Triple Talaq by Salman Khurshid

Triple Talaq by Salman Khurshid

Author:Salman Khurshid
Language: eng
Format: epub
Tags: N/A
ISBN: 9780199093250
Publisher: Oxford University Press
Published: 2018-01-10T05:00:00+00:00


The Dissolution of Muslim Marriages Act, 1939, the first attempt at legislation after the path-breaking clarification in 1937, in essence gave statutory framework to the rights of divorce or dissolution that Muslim women have under Shariah. The Objects and Reasons of the Act once again state that it is to consolidate and clarify as indeed to remove doubts about the effect of renunciation of Islam. What is however more important is that in passing this legislation, the legislature specifically recognized that to obviate the harshness of Shariah according to one maslaq, it was open to borrow from another maslaq.

It must be pointed out that in both cases, legislation was passed on the insistence of the Muslim clergy. Since then, however, there has been no similar popular demand for further legislation; if anything, there have been repeated assertions for a hands-off approach by the Parliament. It was therefore somewhat surprising that during the hearing of this case the Board‘s counsel should have expressed willingness to Parliament interceding. What made it more puzzling is that while the Court was told to steer clear of Personal Law of 1,400-year vintage, there was an admission that it was not out of bounds for legislature! Perhaps it was this concession that persuaded the then Chief Justice to carve out the path for appropriate legislation. But then it must be recalled that the Attorney General had sought a clean slate with all forms of talaq invalidated with a promise that Parliament would put down a comprehensive law to replace it.

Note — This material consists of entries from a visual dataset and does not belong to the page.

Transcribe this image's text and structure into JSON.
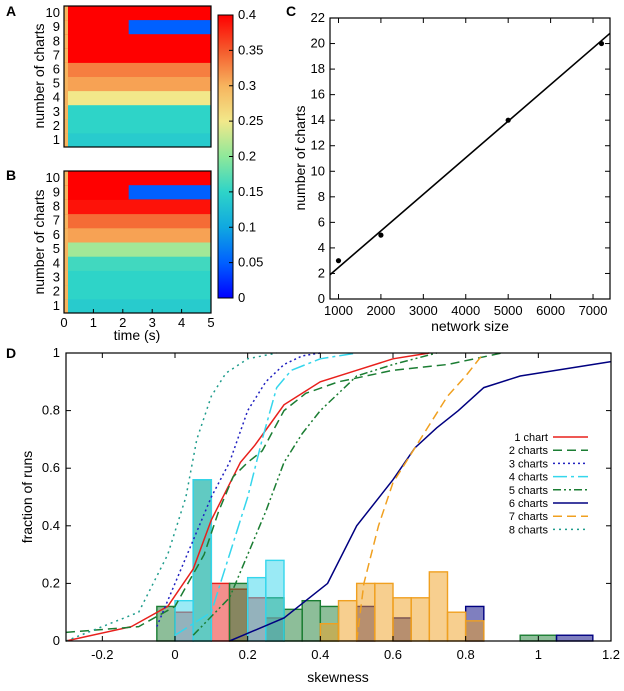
{
  "panels": {
    "a": "A",
    "b": "B",
    "c": "C",
    "d": "D"
  },
  "heatmaps": {
    "ylabel": "number of charts",
    "xlabel": "time (s)",
    "y_ticks": [
      "1",
      "2",
      "3",
      "4",
      "5",
      "6",
      "7",
      "8",
      "9",
      "10"
    ],
    "x_ticks": [
      "0",
      "1",
      "2",
      "3",
      "4",
      "5"
    ],
    "colorbar": {
      "ticks": [
        "0",
        "0.05",
        "0.1",
        "0.15",
        "0.2",
        "0.25",
        "0.3",
        "0.35",
        "0.4"
      ],
      "values": [
        0,
        0.05,
        0.1,
        0.15,
        0.2,
        0.25,
        0.3,
        0.35,
        0.4
      ],
      "min": 0,
      "max": 0.4
    }
  },
  "chart_data": [
    {
      "type": "heatmap",
      "panel": "A",
      "xlabel": "",
      "ylabel": "number of charts",
      "x_range": [
        0,
        5
      ],
      "rows": [
        1,
        2,
        3,
        4,
        5,
        6,
        7,
        8,
        9,
        10
      ],
      "row_values": [
        0.14,
        0.15,
        0.15,
        0.25,
        0.31,
        0.33,
        0.4,
        0.4,
        0.4,
        0.4
      ],
      "anomalies": [
        {
          "row": 9,
          "from": 2.2,
          "to": 5,
          "value": 0.05
        }
      ]
    },
    {
      "type": "heatmap",
      "panel": "B",
      "xlabel": "time (s)",
      "ylabel": "number of charts",
      "x_range": [
        0,
        5
      ],
      "rows": [
        1,
        2,
        3,
        4,
        5,
        6,
        7,
        8,
        9,
        10
      ],
      "row_values": [
        0.14,
        0.15,
        0.15,
        0.16,
        0.21,
        0.31,
        0.34,
        0.39,
        0.4,
        0.4
      ],
      "anomalies": [
        {
          "row": 9,
          "from": 2.2,
          "to": 5,
          "value": 0.05
        }
      ]
    },
    {
      "type": "scatter",
      "panel": "C",
      "xlabel": "network size",
      "ylabel": "number of charts",
      "xlim": [
        800,
        7400
      ],
      "ylim": [
        0,
        22
      ],
      "x_ticks": [
        1000,
        2000,
        3000,
        4000,
        5000,
        6000,
        7000
      ],
      "y_ticks": [
        0,
        2,
        4,
        6,
        8,
        10,
        12,
        14,
        16,
        18,
        20,
        22
      ],
      "points": [
        {
          "x": 1000,
          "y": 3
        },
        {
          "x": 2000,
          "y": 5
        },
        {
          "x": 5000,
          "y": 14
        },
        {
          "x": 7200,
          "y": 20
        }
      ],
      "fit_line": {
        "x": [
          800,
          7400
        ],
        "y": [
          1.9,
          20.8
        ]
      }
    },
    {
      "type": "line",
      "panel": "D",
      "xlabel": "skewness",
      "ylabel": "fraction of runs",
      "xlim": [
        -0.3,
        1.2
      ],
      "ylim": [
        0,
        1
      ],
      "x_ticks": [
        -0.2,
        0,
        0.2,
        0.4,
        0.6,
        0.8,
        1,
        1.2
      ],
      "x_tick_labels": [
        "-0.2",
        "0",
        "0.2",
        "0.4",
        "0.6",
        "0.8",
        "1",
        "1.2"
      ],
      "y_ticks": [
        0,
        0.2,
        0.4,
        0.6,
        0.8,
        1
      ],
      "y_tick_labels": [
        "0",
        "0.2",
        "0.4",
        "0.6",
        "0.8",
        "1"
      ],
      "series": [
        {
          "name": "1 chart",
          "color": "#e8201c",
          "dash": "",
          "x": [
            -0.3,
            -0.12,
            -0.02,
            0.05,
            0.1,
            0.14,
            0.18,
            0.22,
            0.26,
            0.3,
            0.35,
            0.4,
            0.5,
            0.6,
            0.7
          ],
          "y": [
            0,
            0.05,
            0.12,
            0.25,
            0.42,
            0.52,
            0.62,
            0.68,
            0.75,
            0.82,
            0.86,
            0.9,
            0.94,
            0.98,
            1.0
          ]
        },
        {
          "name": "2 charts",
          "color": "#1b7d33",
          "dash": "9,5",
          "x": [
            -0.3,
            -0.1,
            0,
            0.08,
            0.12,
            0.16,
            0.2,
            0.24,
            0.3,
            0.36,
            0.45,
            0.6,
            0.75,
            0.9
          ],
          "y": [
            0.03,
            0.05,
            0.12,
            0.3,
            0.45,
            0.57,
            0.62,
            0.66,
            0.8,
            0.86,
            0.9,
            0.94,
            0.96,
            1.0
          ]
        },
        {
          "name": "3 charts",
          "color": "#2020c0",
          "dash": "2,3",
          "x": [
            -0.05,
            0,
            0.05,
            0.1,
            0.15,
            0.2,
            0.25,
            0.3,
            0.35,
            0.4
          ],
          "y": [
            0.05,
            0.2,
            0.35,
            0.5,
            0.62,
            0.8,
            0.9,
            0.96,
            0.99,
            1.0
          ]
        },
        {
          "name": "4 charts",
          "color": "#35d6ec",
          "dash": "14,4,3,4",
          "x": [
            0,
            0.1,
            0.15,
            0.2,
            0.24,
            0.28,
            0.32,
            0.4,
            0.5
          ],
          "y": [
            0.02,
            0.1,
            0.3,
            0.5,
            0.7,
            0.88,
            0.94,
            0.98,
            1.0
          ]
        },
        {
          "name": "5 charts",
          "color": "#1b7d33",
          "dash": "8,3,2,3,2,3",
          "x": [
            0.05,
            0.15,
            0.2,
            0.25,
            0.3,
            0.35,
            0.4,
            0.45,
            0.5,
            0.6,
            0.72
          ],
          "y": [
            0.02,
            0.15,
            0.3,
            0.45,
            0.62,
            0.72,
            0.8,
            0.86,
            0.92,
            0.96,
            1.0
          ]
        },
        {
          "name": "6 charts",
          "color": "#000080",
          "dash": "",
          "x": [
            0.15,
            0.3,
            0.42,
            0.5,
            0.6,
            0.66,
            0.72,
            0.78,
            0.85,
            0.95,
            1.1,
            1.2
          ],
          "y": [
            0,
            0.08,
            0.2,
            0.4,
            0.56,
            0.67,
            0.74,
            0.8,
            0.88,
            0.92,
            0.95,
            0.97
          ]
        },
        {
          "name": "7 charts",
          "color": "#f0a020",
          "dash": "9,5",
          "x": [
            0.5,
            0.52,
            0.56,
            0.6,
            0.65,
            0.7,
            0.75,
            0.8,
            0.85
          ],
          "y": [
            0,
            0.2,
            0.4,
            0.55,
            0.65,
            0.75,
            0.85,
            0.92,
            1.0
          ]
        },
        {
          "name": "8 charts",
          "color": "#1e9c8c",
          "dash": "2,4",
          "x": [
            -0.3,
            -0.1,
            -0.02,
            0.03,
            0.06,
            0.1,
            0.14,
            0.2,
            0.28
          ],
          "y": [
            0,
            0.1,
            0.3,
            0.5,
            0.7,
            0.85,
            0.93,
            0.98,
            1.0
          ]
        }
      ],
      "histograms": [
        {
          "name": "1 chart",
          "color": "#e8201c",
          "bins": [
            {
              "x0": 0.1,
              "x1": 0.15,
              "h": 0.2
            },
            {
              "x0": 0.15,
              "x1": 0.2,
              "h": 0.18
            },
            {
              "x0": 0.2,
              "x1": 0.25,
              "h": 0.15
            },
            {
              "x0": 0.25,
              "x1": 0.3,
              "h": 0.08
            },
            {
              "x0": 0.0,
              "x1": 0.05,
              "h": 0.1
            }
          ]
        },
        {
          "name": "2 charts",
          "color": "#1b7d33",
          "bins": [
            {
              "x0": -0.05,
              "x1": 0.0,
              "h": 0.12
            },
            {
              "x0": 0.05,
              "x1": 0.1,
              "h": 0.56
            },
            {
              "x0": 0.15,
              "x1": 0.2,
              "h": 0.2
            },
            {
              "x0": 0.25,
              "x1": 0.3,
              "h": 0.15
            },
            {
              "x0": 0.3,
              "x1": 0.35,
              "h": 0.11
            },
            {
              "x0": 0.35,
              "x1": 0.4,
              "h": 0.14
            },
            {
              "x0": 0.4,
              "x1": 0.45,
              "h": 0.12
            },
            {
              "x0": 0.95,
              "x1": 1.05,
              "h": 0.02
            }
          ]
        },
        {
          "name": "4 charts",
          "color": "#35d6ec",
          "bins": [
            {
              "x0": 0.05,
              "x1": 0.1,
              "h": 0.56
            },
            {
              "x0": 0.25,
              "x1": 0.3,
              "h": 0.28
            },
            {
              "x0": 0.2,
              "x1": 0.25,
              "h": 0.22
            },
            {
              "x0": 0.0,
              "x1": 0.05,
              "h": 0.14
            }
          ]
        },
        {
          "name": "6 charts",
          "color": "#000080",
          "bins": [
            {
              "x0": 0.5,
              "x1": 0.55,
              "h": 0.12
            },
            {
              "x0": 0.6,
              "x1": 0.65,
              "h": 0.08
            },
            {
              "x0": 0.8,
              "x1": 0.85,
              "h": 0.12
            },
            {
              "x0": 1.05,
              "x1": 1.15,
              "h": 0.02
            }
          ]
        },
        {
          "name": "7 charts",
          "color": "#f0a020",
          "bins": [
            {
              "x0": 0.4,
              "x1": 0.45,
              "h": 0.06
            },
            {
              "x0": 0.45,
              "x1": 0.5,
              "h": 0.14
            },
            {
              "x0": 0.5,
              "x1": 0.55,
              "h": 0.2
            },
            {
              "x0": 0.55,
              "x1": 0.6,
              "h": 0.2
            },
            {
              "x0": 0.6,
              "x1": 0.65,
              "h": 0.15
            },
            {
              "x0": 0.65,
              "x1": 0.7,
              "h": 0.15
            },
            {
              "x0": 0.7,
              "x1": 0.75,
              "h": 0.24
            },
            {
              "x0": 0.75,
              "x1": 0.8,
              "h": 0.1
            },
            {
              "x0": 0.8,
              "x1": 0.85,
              "h": 0.07
            }
          ]
        }
      ]
    }
  ]
}
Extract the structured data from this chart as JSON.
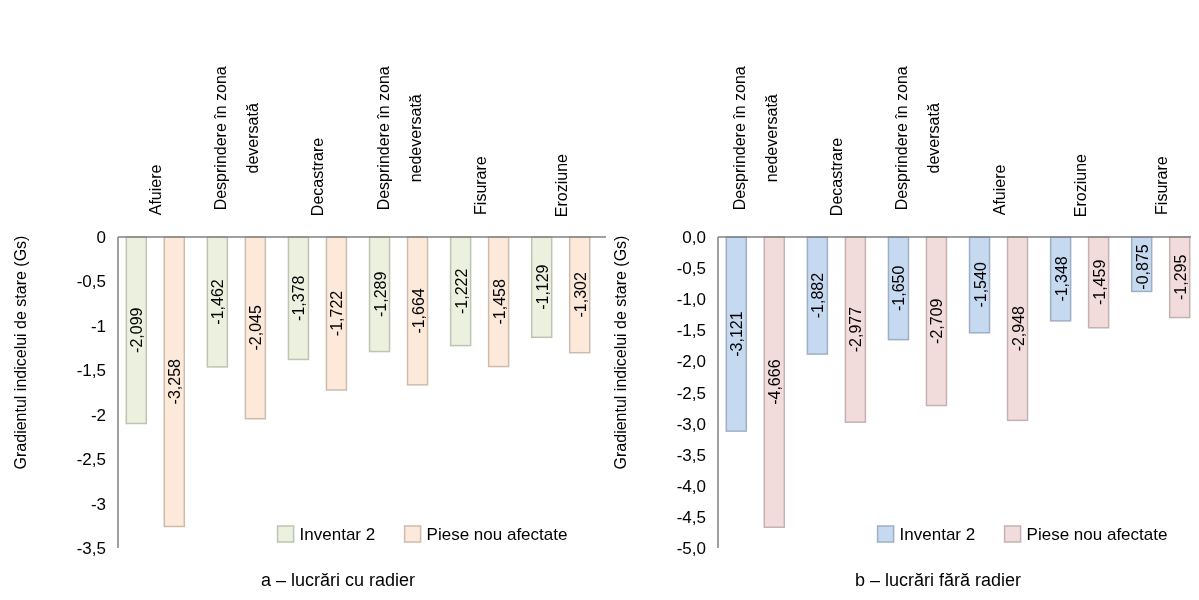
{
  "chart_data": [
    {
      "type": "bar",
      "title": "a – lucrări cu radier",
      "ylabel": "Gradientul indicelui de stare (Gs)",
      "categories": [
        "Afuiere",
        "Desprindere în zona deversată",
        "Decastrare",
        "Desprindere în zona nedeversată",
        "Fisurare",
        "Eroziune"
      ],
      "series": [
        {
          "name": "Inventar 2",
          "color": "#ebf1de",
          "values": [
            -2.099,
            -1.462,
            -1.378,
            -1.289,
            -1.222,
            -1.129
          ],
          "value_labels": [
            "-2,099",
            "-1,462",
            "-1,378",
            "-1,289",
            "-1,222",
            "-1,129"
          ]
        },
        {
          "name": "Piese nou afectate",
          "color": "#fde9d9",
          "values": [
            -3.258,
            -2.045,
            -1.722,
            -1.664,
            -1.458,
            -1.302
          ],
          "value_labels": [
            "-3,258",
            "-2,045",
            "-1,722",
            "-1,664",
            "-1,458",
            "-1,302"
          ]
        }
      ],
      "ylim": [
        -3.5,
        0
      ],
      "yticks": [
        0,
        {
          "value": -0.5,
          "label": "-0,5"
        },
        {
          "value": -1,
          "label": "-1"
        },
        {
          "value": -1.5,
          "label": "-1,5"
        },
        {
          "value": -2,
          "label": "-2"
        },
        {
          "value": -2.5,
          "label": "-2,5"
        },
        {
          "value": -3,
          "label": "-3"
        },
        {
          "value": -3.5,
          "label": "-3,5"
        }
      ],
      "legend": "bottom right",
      "grid": false
    },
    {
      "type": "bar",
      "title": "b – lucrări fără radier",
      "ylabel": "Gradientul indicelui de stare (Gs)",
      "categories": [
        "Desprindere în zona nedeversată",
        "Decastrare",
        "Desprindere în zona deversată",
        "Afuiere",
        "Eroziune",
        "Fisurare"
      ],
      "series": [
        {
          "name": "Inventar 2",
          "color": "#c5d9f1",
          "values": [
            -3.121,
            -1.882,
            -1.65,
            -1.54,
            -1.348,
            -0.875
          ],
          "value_labels": [
            "-3,121",
            "-1,882",
            "-1,650",
            "-1,540",
            "-1,348",
            "-0,875"
          ]
        },
        {
          "name": "Piese nou afectate",
          "color": "#f2dcdb",
          "values": [
            -4.666,
            -2.977,
            -2.709,
            -2.948,
            -1.459,
            -1.295
          ],
          "value_labels": [
            "-4,666",
            "-2,977",
            "-2,709",
            "-2,948",
            "-1,459",
            "-1,295"
          ]
        }
      ],
      "ylim": [
        -5,
        0
      ],
      "yticks": [
        {
          "value": 0,
          "label": "0,0"
        },
        {
          "value": -0.5,
          "label": "-0,5"
        },
        {
          "value": -1,
          "label": "-1,0"
        },
        {
          "value": -1.5,
          "label": "-1,5"
        },
        {
          "value": -2,
          "label": "-2,0"
        },
        {
          "value": -2.5,
          "label": "-2,5"
        },
        {
          "value": -3,
          "label": "-3,0"
        },
        {
          "value": -3.5,
          "label": "-3,5"
        },
        {
          "value": -4,
          "label": "-4,0"
        },
        {
          "value": -4.5,
          "label": "-4,5"
        },
        {
          "value": -5,
          "label": "-5,0"
        }
      ],
      "legend": "bottom right",
      "grid": false
    }
  ]
}
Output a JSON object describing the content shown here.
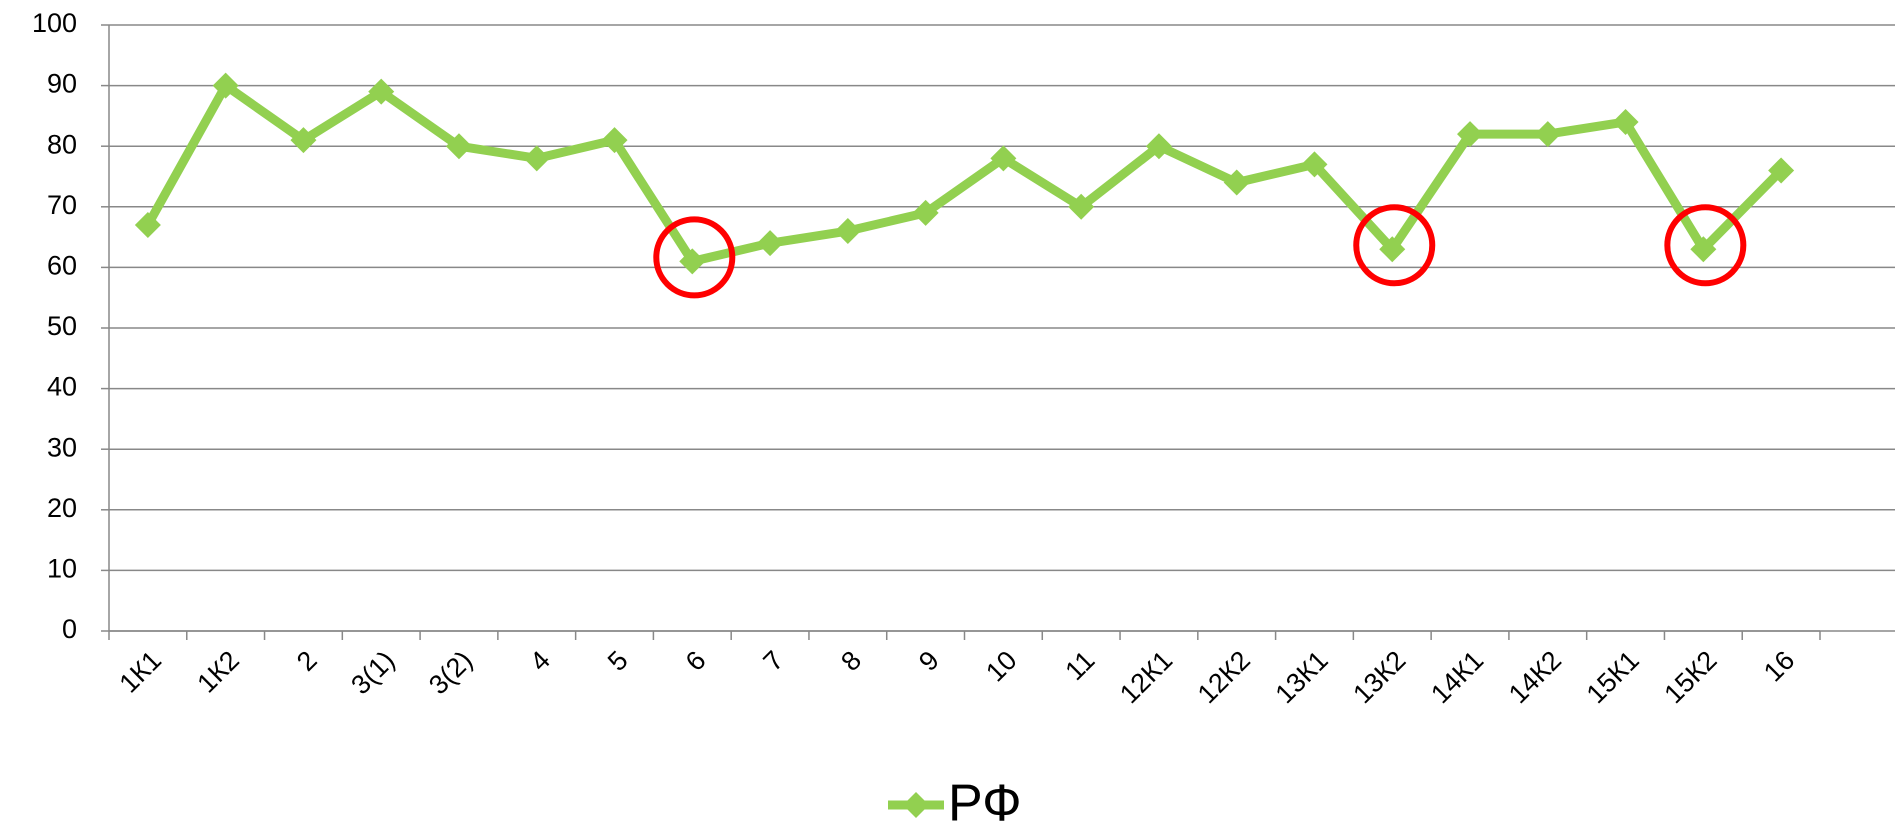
{
  "chart_data": {
    "type": "line",
    "categories": [
      "1К1",
      "1К2",
      "2",
      "3(1)",
      "3(2)",
      "4",
      "5",
      "6",
      "7",
      "8",
      "9",
      "10",
      "11",
      "12К1",
      "12К2",
      "13К1",
      "13К2",
      "14К1",
      "14К2",
      "15К1",
      "15К2",
      "16"
    ],
    "series": [
      {
        "name": "РФ",
        "color": "#92d050",
        "values": [
          67,
          90,
          81,
          89,
          80,
          78,
          81,
          61,
          64,
          66,
          69,
          78,
          70,
          80,
          74,
          77,
          63,
          82,
          82,
          84,
          63,
          76
        ]
      }
    ],
    "ylim": [
      0,
      100
    ],
    "yticks": [
      0,
      10,
      20,
      30,
      40,
      50,
      60,
      70,
      80,
      90,
      100
    ],
    "grid": true,
    "legend": "bottom",
    "highlight_categories": [
      "6",
      "13К2",
      "15К2"
    ],
    "highlight_color": "#ff0000"
  }
}
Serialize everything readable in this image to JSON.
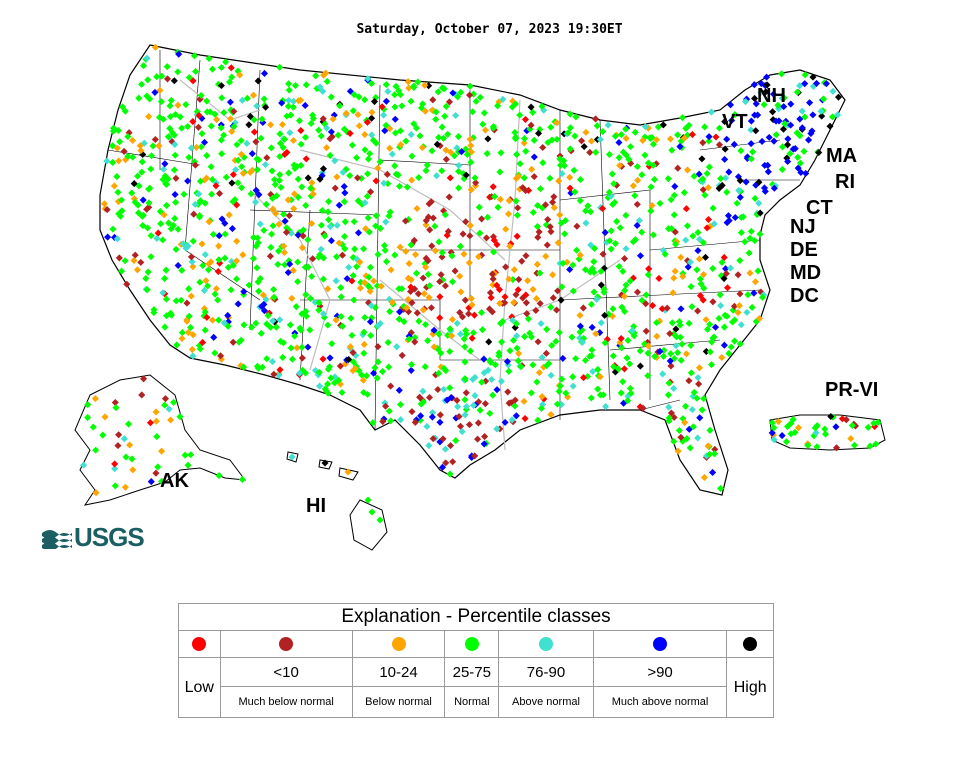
{
  "timestamp": "Saturday, October 07, 2023 19:30ET",
  "logo_text": "USGS",
  "state_labels": [
    "NH",
    "VT",
    "MA",
    "RI",
    "CT",
    "NJ",
    "DE",
    "MD",
    "DC",
    "PR-VI",
    "AK",
    "HI"
  ],
  "legend": {
    "title": "Explanation - Percentile classes",
    "classes": [
      {
        "range": "",
        "desc": "Low",
        "color": "#ff0000"
      },
      {
        "range": "<10",
        "desc": "Much below normal",
        "color": "#b22222"
      },
      {
        "range": "10-24",
        "desc": "Below normal",
        "color": "#ffa500"
      },
      {
        "range": "25-75",
        "desc": "Normal",
        "color": "#00ff00"
      },
      {
        "range": "76-90",
        "desc": "Above normal",
        "color": "#40e0d0"
      },
      {
        "range": ">90",
        "desc": "Much above normal",
        "color": "#0000ff"
      },
      {
        "range": "",
        "desc": "High",
        "color": "#000000"
      }
    ]
  }
}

As a constitutional court it was inevitable that the Bench would be invited to examine the entire issue from a constitutional perspective, or what the Attorney General described as “constitutional morality”. Inevitably, that raises our understanding and reading of the Constitution. This is a vast subject and the Supreme Court has much dicta dealing with it. But I felt it was important to point out that constitutional morality is quite different from popular morality that can be gleaned from public-opinion surveys and referenda. In the context, I gave the Court copies of the inaugural lecture for the Chair of Jurisprudence at Oxford by the late Professor Ronald Dworkin. The distinguished philosopher, in dealing with the complex idea of “Hard Cases” (the title of the lecture), imagines two kinds of judges: the first is called Hercules, with the amazing intellectual prowess of a super judge; the other, Herbert, after the former occupier of the Chair—H.L.A. Hart—whose linguistic theory of judicial decision-making had been challenged by Dworkin.

Drawing from intuition and experience of how judges in the common law system approach difficult legal problems, Dworkin arrives at the following conclusions:2

We might therefore do well to consider how a philosophical judge might develop, in appropriate cases, theories of what legislative purpose and legal principles require. We shall find that he would construct these theories in the same manner as a philosophical referee would construct the character of a game. I have invented, for this purpose, a lawyer of superhuman skill, learning, patience and acumen,whom I shall call Hercules.